Ad accoglierlo c'è l'assistente capo Pinto coadiuvato da due ispettori. I poliziotti ascoltano con interesse il ragazzo. Quando questi manifesta la volontà di bruciare le bandiere israeliane ed americane, iniziano a drizzare le antenne e lo fanno parlare il più possibile per cercare di inquadrarlo meglio. Si tratta di un ragazzetto sveglio che s'interessa di diverse vicende. Dall'attivismo di Forza Nuova al caso di un altro ragazzo di origini marocchine arrestato di recente perchè intenzionato a compiere un attentato contro la sinagoga di Milano.
Un personaggio come Anjem Choudary, che ha largamente contribuito ad ispirare l'orientamento del giovane marocchino e di tanti altri come lui, in Italia non avrebbe avuto vita facile. Anche con la vecchia legge sarebbe stato sbattuto in galera molto prima di quanto c'è voluto in Inghilterra.
Il sistema legale inglese e il sistema di vita in generale, molto più accoglienti e anche meno opprimenti del nostro, sono quelli ai quali ora fanno appello molti dei foreign fighters ai quali viene offerto un microfono in questi giorni.

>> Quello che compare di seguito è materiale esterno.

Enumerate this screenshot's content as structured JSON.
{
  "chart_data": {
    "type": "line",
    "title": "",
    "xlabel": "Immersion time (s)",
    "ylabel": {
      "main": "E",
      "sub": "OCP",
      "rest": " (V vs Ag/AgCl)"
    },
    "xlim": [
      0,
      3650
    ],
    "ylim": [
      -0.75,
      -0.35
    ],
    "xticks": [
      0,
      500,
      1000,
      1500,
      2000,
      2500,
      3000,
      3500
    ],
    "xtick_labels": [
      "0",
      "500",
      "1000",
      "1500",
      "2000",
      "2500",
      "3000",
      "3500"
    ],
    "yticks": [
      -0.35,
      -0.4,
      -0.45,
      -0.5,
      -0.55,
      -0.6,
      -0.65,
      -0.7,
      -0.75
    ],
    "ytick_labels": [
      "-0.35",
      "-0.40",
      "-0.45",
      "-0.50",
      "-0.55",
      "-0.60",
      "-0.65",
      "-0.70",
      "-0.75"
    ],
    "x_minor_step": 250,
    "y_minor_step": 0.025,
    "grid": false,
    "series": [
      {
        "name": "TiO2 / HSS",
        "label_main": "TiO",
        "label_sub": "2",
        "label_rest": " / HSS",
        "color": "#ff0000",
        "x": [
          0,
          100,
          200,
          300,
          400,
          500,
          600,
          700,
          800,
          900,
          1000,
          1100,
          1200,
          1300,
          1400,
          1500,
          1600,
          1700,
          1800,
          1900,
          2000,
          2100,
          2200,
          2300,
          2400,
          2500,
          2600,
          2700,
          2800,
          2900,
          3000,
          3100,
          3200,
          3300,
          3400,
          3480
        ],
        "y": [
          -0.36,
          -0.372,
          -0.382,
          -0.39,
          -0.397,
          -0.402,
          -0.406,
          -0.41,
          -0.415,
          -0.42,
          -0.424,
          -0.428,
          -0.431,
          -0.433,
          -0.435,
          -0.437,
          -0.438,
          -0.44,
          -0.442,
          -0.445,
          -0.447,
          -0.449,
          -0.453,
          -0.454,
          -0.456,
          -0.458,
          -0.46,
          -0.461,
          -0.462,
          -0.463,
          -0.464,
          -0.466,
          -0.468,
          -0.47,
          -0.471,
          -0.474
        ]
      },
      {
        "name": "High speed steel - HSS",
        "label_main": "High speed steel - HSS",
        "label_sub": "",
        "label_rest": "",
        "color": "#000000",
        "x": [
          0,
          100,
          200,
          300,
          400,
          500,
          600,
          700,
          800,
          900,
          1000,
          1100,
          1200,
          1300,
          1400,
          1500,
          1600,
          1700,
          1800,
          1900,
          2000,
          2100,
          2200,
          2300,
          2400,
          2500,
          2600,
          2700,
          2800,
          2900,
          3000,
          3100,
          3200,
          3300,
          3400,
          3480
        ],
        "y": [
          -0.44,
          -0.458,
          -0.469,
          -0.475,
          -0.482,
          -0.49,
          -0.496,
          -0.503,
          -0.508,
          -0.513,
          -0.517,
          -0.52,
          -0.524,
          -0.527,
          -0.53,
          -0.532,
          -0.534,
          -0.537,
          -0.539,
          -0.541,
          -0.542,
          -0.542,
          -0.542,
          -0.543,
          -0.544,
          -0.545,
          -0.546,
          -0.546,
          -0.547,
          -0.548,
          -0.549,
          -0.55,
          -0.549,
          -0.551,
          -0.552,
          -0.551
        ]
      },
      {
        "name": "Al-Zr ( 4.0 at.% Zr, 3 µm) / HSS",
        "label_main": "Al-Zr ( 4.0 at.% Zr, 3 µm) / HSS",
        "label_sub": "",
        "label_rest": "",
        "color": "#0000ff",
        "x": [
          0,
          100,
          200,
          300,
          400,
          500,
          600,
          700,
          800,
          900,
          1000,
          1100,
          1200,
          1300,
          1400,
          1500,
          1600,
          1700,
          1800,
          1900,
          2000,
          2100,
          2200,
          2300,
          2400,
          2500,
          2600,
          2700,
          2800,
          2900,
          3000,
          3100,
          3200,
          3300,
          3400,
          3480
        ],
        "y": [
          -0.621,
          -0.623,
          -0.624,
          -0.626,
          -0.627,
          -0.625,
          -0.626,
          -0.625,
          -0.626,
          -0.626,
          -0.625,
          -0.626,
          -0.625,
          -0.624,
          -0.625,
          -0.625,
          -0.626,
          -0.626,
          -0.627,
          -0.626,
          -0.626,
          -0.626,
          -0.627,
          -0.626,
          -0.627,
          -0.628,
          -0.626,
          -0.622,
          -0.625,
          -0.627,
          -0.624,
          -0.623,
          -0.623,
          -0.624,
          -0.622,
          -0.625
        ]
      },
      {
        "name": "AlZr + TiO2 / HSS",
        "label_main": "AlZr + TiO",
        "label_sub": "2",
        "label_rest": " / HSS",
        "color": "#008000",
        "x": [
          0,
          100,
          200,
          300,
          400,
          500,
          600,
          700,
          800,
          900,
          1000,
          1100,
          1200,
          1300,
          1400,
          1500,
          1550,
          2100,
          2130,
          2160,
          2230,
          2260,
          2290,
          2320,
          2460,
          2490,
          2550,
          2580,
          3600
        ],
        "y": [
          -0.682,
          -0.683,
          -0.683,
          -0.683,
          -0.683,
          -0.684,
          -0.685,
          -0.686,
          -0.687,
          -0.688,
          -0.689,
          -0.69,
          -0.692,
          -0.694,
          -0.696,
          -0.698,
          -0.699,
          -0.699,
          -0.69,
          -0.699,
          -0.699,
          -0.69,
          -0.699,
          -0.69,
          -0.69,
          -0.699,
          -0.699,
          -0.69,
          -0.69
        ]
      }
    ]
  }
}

Questi ragazzi per loro stessa ammissione sono partiti pienamente convinti delle proprie azioni. Quando lo hanno fatto però, hanno rigettato quel complesso di valori (sistema giudiziario incluso) al quale oggi chiedono una seconda possibilità, per abbracciare il progetto di califfato. Hanno dichiarato fedeltà ad Al Baghdadi e messo da parte il loro passato. Hanno virtualmente bruciato (in molti casi lo hanno fatto anche fisicamente mettendosi in mostra in video) la loro carta d'identità.
La crisi identitaria che li ha colpiti e che ha fatto sì che non riuscissero a trovare un punto di contatto tra il loro essere musulmani (secondo i dettami stabiliti dal califfato) e il loro essere cittadini inglesi o di qualsiasi altra nazione occidentale, ne ha determinato la scelta di partire.
Ogni musulmano crede nella Sharia come unico sistema valido per regolare la vita di una società. Ciò non gli preclude però la possibilità di vivere appieno come cittadino in un sistema diverso osservandone le regole. L'Islam è religione universale nel tempo e nello spazio. E' un sistema di vita perfettamente compatibile ed integrabile in altri.
Finchè quei ragazzi non risolveranno la crisi identitaria che li ha colpiti trovando il punto d'unione tra i mondi ai quali appartengono, non gli si può concedere un'altra possibilità o il ritorno. Risulta troppo facile fare appello ai valori un tempo rigettati, adesso che hanno come unica alternativa quella di essere giudicati da un tribunale iracheno o siriano oppure di rimanere sotto il controllo dei curdi.
Bisogna valutare anche con attenzione lo stato dei loro figli.
Bimbi cresciuti in un contesto difficile come i figli di mafia e camorra.
Poi si può anche discutere delle responsabilità da condividere per tutto quanto accaduto in questi anni. Oppure della effettiva validità, sotto il profilo della sicurezza nazionale, di un provvedimento come quello della revoca della cittadinanza per ridurre i rischi sul nostro suolo.
Ma non si può restituire loro con tanta facilità l'accesso a quei diritti rigettati quando hanno sottoscritto il patto di alleanza con Al Baghdadi.